St. Stephens Green Dublin

Jeremiah O'Donovan Rossa was born in Rosscarbery, County Cork on September 10, 1831 to Irish tenant farmers.  At that time in Ireland, tenant farmers paid rent to absentee landlords who controlled 90% of the arable land. Most of the crops and livestock produced  was being collected and sent to England in lieu of rent. As a consequence, the only means of subsistence left for the people was the lowly potato. When the potato crop failed in the mid1840's the people were left without their primary food source and their only means of paying the rent resulting tens of thousands of tenant farmers being evicted and left to wander the roads and crowd workhouses.

Like many others of his time O'Donovan Rossa witnessed the devastation and squalor caused by what was in essence a contrived famine. That experience left him with an indelible resentment for the British and their unscrupulous landlords who let the people starve to death while ships loaded with wheat, oats, barley, mutton, lamb, pork, ham, beet, eggs, live cattle, sheep and pigs, and flour left Irish ports on a daily basis for England.
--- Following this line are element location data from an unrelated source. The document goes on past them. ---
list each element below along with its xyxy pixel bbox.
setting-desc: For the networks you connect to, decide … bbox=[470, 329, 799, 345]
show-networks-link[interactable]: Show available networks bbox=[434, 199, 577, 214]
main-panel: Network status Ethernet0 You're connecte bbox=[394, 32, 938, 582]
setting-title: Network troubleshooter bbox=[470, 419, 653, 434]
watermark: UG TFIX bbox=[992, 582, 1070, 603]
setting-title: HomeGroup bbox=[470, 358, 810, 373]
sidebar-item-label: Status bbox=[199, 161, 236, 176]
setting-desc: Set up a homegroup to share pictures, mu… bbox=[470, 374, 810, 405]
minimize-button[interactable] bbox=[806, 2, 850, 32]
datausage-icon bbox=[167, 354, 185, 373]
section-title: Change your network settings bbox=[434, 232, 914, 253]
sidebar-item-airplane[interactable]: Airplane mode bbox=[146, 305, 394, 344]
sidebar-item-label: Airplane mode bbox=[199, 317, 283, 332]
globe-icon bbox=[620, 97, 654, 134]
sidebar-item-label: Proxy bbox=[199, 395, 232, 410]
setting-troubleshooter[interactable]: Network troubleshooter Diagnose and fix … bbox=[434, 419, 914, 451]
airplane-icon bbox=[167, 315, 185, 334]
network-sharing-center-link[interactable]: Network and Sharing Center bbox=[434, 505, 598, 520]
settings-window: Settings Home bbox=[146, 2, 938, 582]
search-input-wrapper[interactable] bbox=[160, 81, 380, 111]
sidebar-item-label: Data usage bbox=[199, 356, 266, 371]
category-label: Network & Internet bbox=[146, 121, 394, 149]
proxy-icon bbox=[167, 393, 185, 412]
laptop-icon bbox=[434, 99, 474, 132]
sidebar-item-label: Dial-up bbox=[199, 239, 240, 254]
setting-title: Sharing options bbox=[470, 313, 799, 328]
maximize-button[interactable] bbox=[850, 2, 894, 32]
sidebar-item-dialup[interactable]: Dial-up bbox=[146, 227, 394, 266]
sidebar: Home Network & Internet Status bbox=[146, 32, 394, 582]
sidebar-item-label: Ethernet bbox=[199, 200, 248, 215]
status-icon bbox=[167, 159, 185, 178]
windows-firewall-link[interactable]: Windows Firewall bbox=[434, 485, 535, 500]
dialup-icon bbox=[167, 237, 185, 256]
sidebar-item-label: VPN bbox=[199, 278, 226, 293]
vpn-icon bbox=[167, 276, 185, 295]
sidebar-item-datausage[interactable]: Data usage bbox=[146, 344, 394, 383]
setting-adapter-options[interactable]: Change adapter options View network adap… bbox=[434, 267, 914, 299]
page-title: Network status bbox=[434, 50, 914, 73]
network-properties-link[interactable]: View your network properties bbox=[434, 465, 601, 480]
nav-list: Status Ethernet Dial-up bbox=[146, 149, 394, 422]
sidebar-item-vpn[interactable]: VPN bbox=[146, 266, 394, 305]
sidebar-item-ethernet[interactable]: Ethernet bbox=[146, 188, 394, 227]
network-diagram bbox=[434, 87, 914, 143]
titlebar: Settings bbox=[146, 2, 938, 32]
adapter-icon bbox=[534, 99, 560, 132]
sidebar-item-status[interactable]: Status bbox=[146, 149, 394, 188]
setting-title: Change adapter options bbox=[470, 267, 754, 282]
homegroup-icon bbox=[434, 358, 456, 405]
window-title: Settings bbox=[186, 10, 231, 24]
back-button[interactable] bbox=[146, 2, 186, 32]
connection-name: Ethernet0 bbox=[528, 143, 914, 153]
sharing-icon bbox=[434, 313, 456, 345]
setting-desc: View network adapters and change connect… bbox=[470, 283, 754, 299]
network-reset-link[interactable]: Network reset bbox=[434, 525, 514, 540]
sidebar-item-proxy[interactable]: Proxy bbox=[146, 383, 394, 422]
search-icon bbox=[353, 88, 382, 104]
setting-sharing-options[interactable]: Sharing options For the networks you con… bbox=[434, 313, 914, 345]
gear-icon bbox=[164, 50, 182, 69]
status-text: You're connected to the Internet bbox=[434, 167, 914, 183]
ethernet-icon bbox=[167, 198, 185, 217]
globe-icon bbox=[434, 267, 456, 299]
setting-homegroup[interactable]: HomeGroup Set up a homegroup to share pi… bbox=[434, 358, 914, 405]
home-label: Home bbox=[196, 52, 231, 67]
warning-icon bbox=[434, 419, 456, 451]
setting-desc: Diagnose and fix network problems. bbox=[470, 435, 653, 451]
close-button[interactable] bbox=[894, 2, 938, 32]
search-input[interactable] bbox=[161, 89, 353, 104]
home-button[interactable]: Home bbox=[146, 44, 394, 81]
As a young man he moved to Skibbereen where he ran a grocery store.  In 1856, at age 25, he founded the Phoenix National and Literary Society, a Irish nationalist group which aimed to remove the British from Ireland through any means necessary, including armed struggle. 
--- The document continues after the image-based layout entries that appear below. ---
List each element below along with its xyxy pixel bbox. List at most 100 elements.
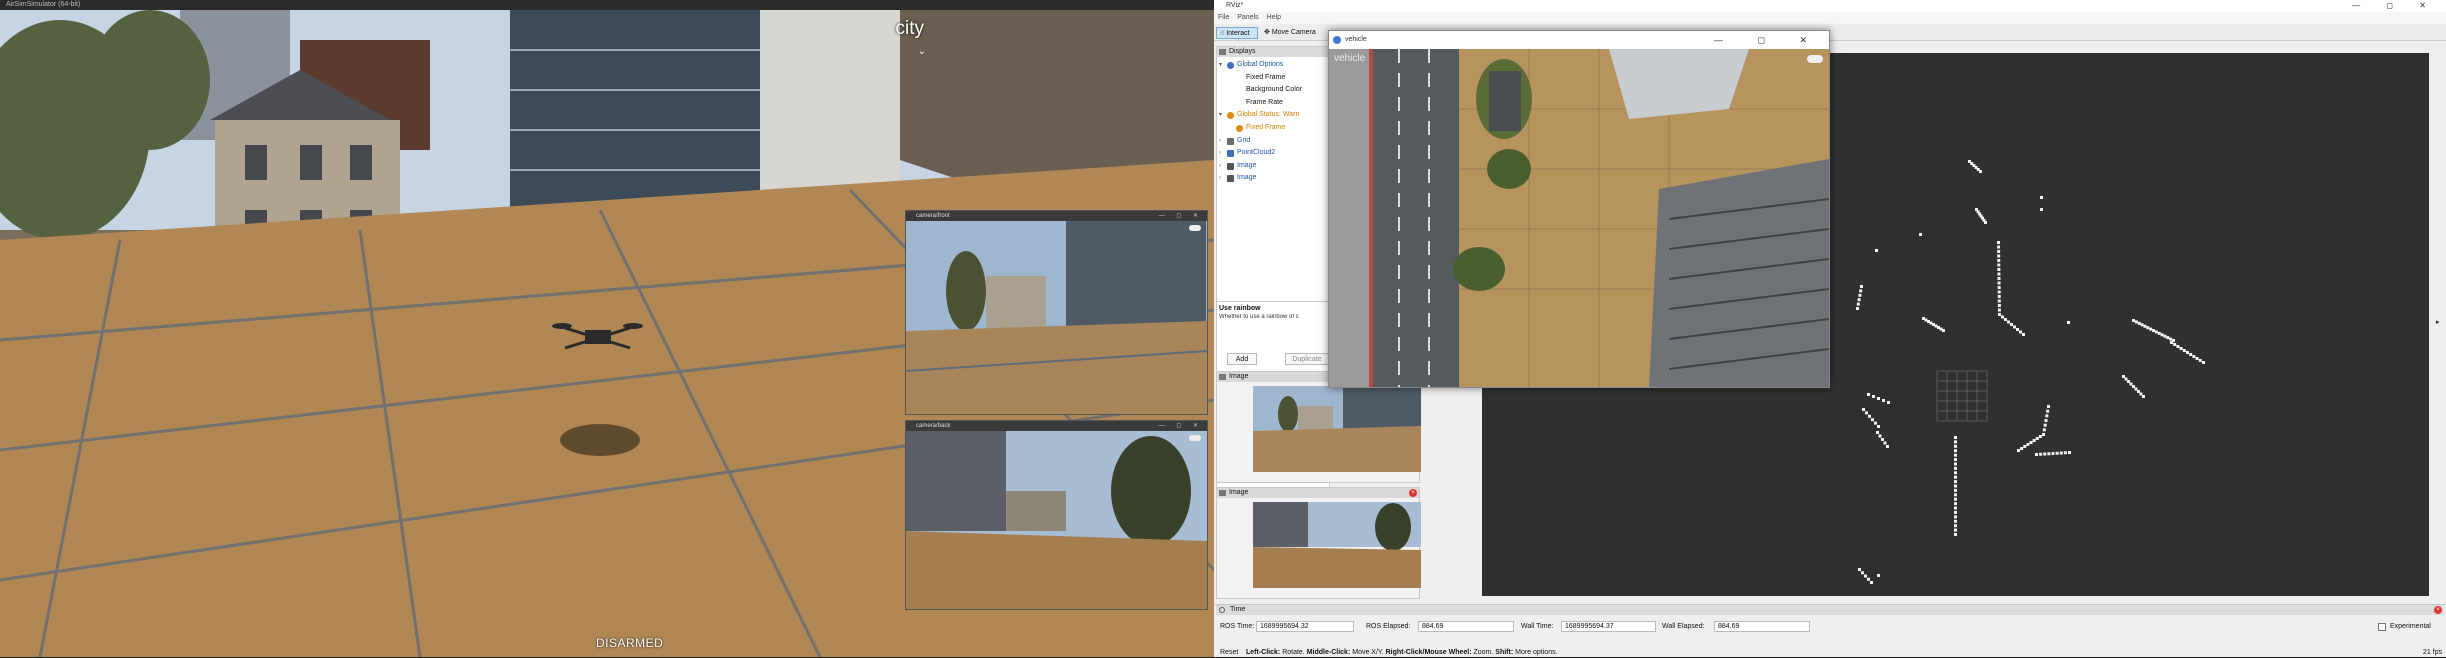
menu-file[interactable]: File: [1218, 14, 1229, 21]
vehicle-window-titlebar[interactable]: vehicle — ◻ ✕: [1329, 31, 1829, 49]
point: [2043, 452, 2047, 456]
ros-time-field[interactable]: 1689995694.32: [1256, 621, 1354, 632]
display-tree-label: Image: [1237, 161, 1257, 169]
point: [2019, 330, 2022, 334]
back-camera-image: [906, 431, 1207, 609]
display-tree-row[interactable]: ▾ Global Options: [1217, 59, 1329, 71]
point: [1979, 170, 1982, 173]
display-tree-row[interactable]: Frame Rate: [1217, 97, 1329, 109]
point: [1997, 259, 2001, 262]
move-camera-tool-button[interactable]: ✥ Move Camera: [1261, 27, 1321, 39]
chevron-right-icon[interactable]: ›: [1219, 160, 1225, 172]
point: [2182, 349, 2186, 352]
back-camera-window-controls[interactable]: — ◻ ✕: [1159, 421, 1203, 431]
tree: [1453, 247, 1505, 291]
point: [2195, 357, 2199, 360]
front-camera-window-controls[interactable]: — ◻ ✕: [1159, 211, 1203, 221]
warning-icon: [1227, 112, 1234, 120]
display-tree-row[interactable]: › Grid: [1217, 135, 1329, 147]
front-camera-window[interactable]: camera/front — ◻ ✕: [905, 210, 1208, 415]
point: [1865, 411, 1868, 415]
glass-tower: [510, 10, 760, 220]
display-tree-row[interactable]: › PointCloud2: [1217, 147, 1329, 159]
point: [1954, 462, 1957, 466]
point: [2189, 353, 2193, 356]
point: [1954, 484, 1957, 488]
drone-shadow: [560, 424, 640, 456]
point: [1883, 441, 1887, 445]
close-icon[interactable]: ×: [2434, 606, 2442, 614]
point: [2059, 451, 2063, 455]
display-tree-row[interactable]: Fixed Frame: [1217, 72, 1329, 84]
point: [1856, 302, 1860, 306]
front-camera-title[interactable]: camera/front — ◻ ✕: [906, 211, 1207, 221]
point: [2137, 321, 2141, 325]
display-tree-row[interactable]: ▾ Global Status: Warn: [1217, 109, 1329, 121]
point: [2140, 323, 2144, 327]
chevron-right-icon[interactable]: ›: [1219, 135, 1225, 147]
point: [1872, 395, 1875, 398]
point: [1867, 577, 1870, 581]
point: [1997, 308, 2001, 312]
front-camera-title-text: camera/front: [916, 213, 950, 219]
point: [1997, 304, 2001, 307]
vehicle-window-controls[interactable]: — ◻ ✕: [1714, 31, 1823, 49]
menu-help[interactable]: Help: [1267, 14, 1281, 21]
point: [1858, 293, 1862, 297]
back-camera-window[interactable]: camera/back — ◻ ✕: [905, 420, 1208, 610]
chevron-down-icon[interactable]: ▾: [1219, 59, 1225, 71]
chevron-down-icon[interactable]: ▾: [1219, 109, 1225, 121]
point: [2046, 409, 2050, 413]
back-camera-toggle[interactable]: [1189, 435, 1201, 441]
point: [2192, 355, 2196, 358]
experimental-label: Experimental: [2390, 623, 2431, 630]
chevron-right-icon[interactable]: ›: [1219, 172, 1225, 184]
point: [1997, 245, 2001, 249]
display-tree-row[interactable]: Fixed Frame: [1217, 122, 1329, 134]
point: [2047, 452, 2051, 456]
experimental-checkbox[interactable]: [2378, 623, 2386, 631]
display-tree-row[interactable]: Background Color: [1217, 84, 1329, 96]
display-tree-row[interactable]: › Image: [1217, 172, 1329, 184]
point: [2043, 423, 2047, 427]
vehicle-view-toggle[interactable]: [1807, 55, 1823, 63]
point: [1870, 581, 1873, 584]
point: [1876, 431, 1879, 434]
hint-shift-action: More options.: [1515, 649, 1558, 656]
vehicle-image-window[interactable]: vehicle — ◻ ✕ vehicle: [1328, 30, 1830, 388]
point: [1997, 263, 2001, 267]
interact-tool-button[interactable]: ☝ Interact: [1216, 27, 1258, 39]
image-panel-view: [1253, 386, 1421, 472]
front-camera-toggle[interactable]: [1189, 225, 1201, 231]
menu-bar: File Panels Help: [1214, 12, 2446, 24]
time-panel-title: Time: [1230, 606, 1246, 613]
simulator-window: AirSimSimulator (64-bit) city ⌄ DISARMED…: [0, 0, 1214, 657]
reset-button[interactable]: Reset: [1220, 647, 1238, 658]
displays-header-label: Displays: [1229, 48, 1256, 55]
red-lane-edge: [1369, 49, 1373, 387]
wall-time-field[interactable]: 1689995694.37: [1561, 621, 1656, 632]
wall-elapsed-field[interactable]: 884.69: [1714, 621, 1810, 632]
rviz-window-controls[interactable]: — ◻ ✕: [2352, 0, 2438, 12]
close-icon[interactable]: ×: [1409, 489, 1417, 497]
mouse-hint: Left-Click: Rotate. Middle-Click: Move X…: [1246, 647, 1558, 658]
interact-tool-label: Interact: [1226, 30, 1250, 37]
hint-middle-click-action: Move X/Y.: [1352, 649, 1384, 656]
location-label[interactable]: city: [896, 18, 925, 40]
point: [1954, 480, 1957, 484]
point: [2154, 330, 2158, 334]
point: [1875, 249, 1878, 252]
chevron-down-icon[interactable]: ⌄: [918, 46, 926, 57]
front-camera-image: [905, 221, 1208, 414]
back-camera-title[interactable]: camera/back — ◻ ✕: [906, 421, 1207, 431]
add-display-button[interactable]: Add: [1227, 353, 1257, 365]
menu-panels[interactable]: Panels: [1237, 14, 1258, 21]
point: [1942, 329, 1945, 332]
ros-elapsed-field[interactable]: 884.69: [1418, 621, 1514, 632]
chevron-right-icon[interactable]: ›: [1219, 147, 1225, 159]
image-panel-header: Image ×: [1217, 488, 1419, 498]
duplicate-display-button[interactable]: Duplicate: [1285, 353, 1329, 365]
display-tree-row[interactable]: › Image: [1217, 160, 1329, 172]
chevron-right-icon[interactable]: ▸: [2436, 318, 2440, 326]
back-camera-title-text: camera/back: [916, 423, 951, 429]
In March of 1958, James Stephens, Thomas Clarke Luby, James Denieefe, Garret O Shaughnessy and Peter Langan founded the Irish Republican Brotherhood (IRB) in Dublin. shortly afterwards when Stephens visited Cork on a recruiting mission he met with Rossa who became one of his first recruits. Subsequent to that meeting the Phoenix Society morphed into the Irish Republican Brotherhood.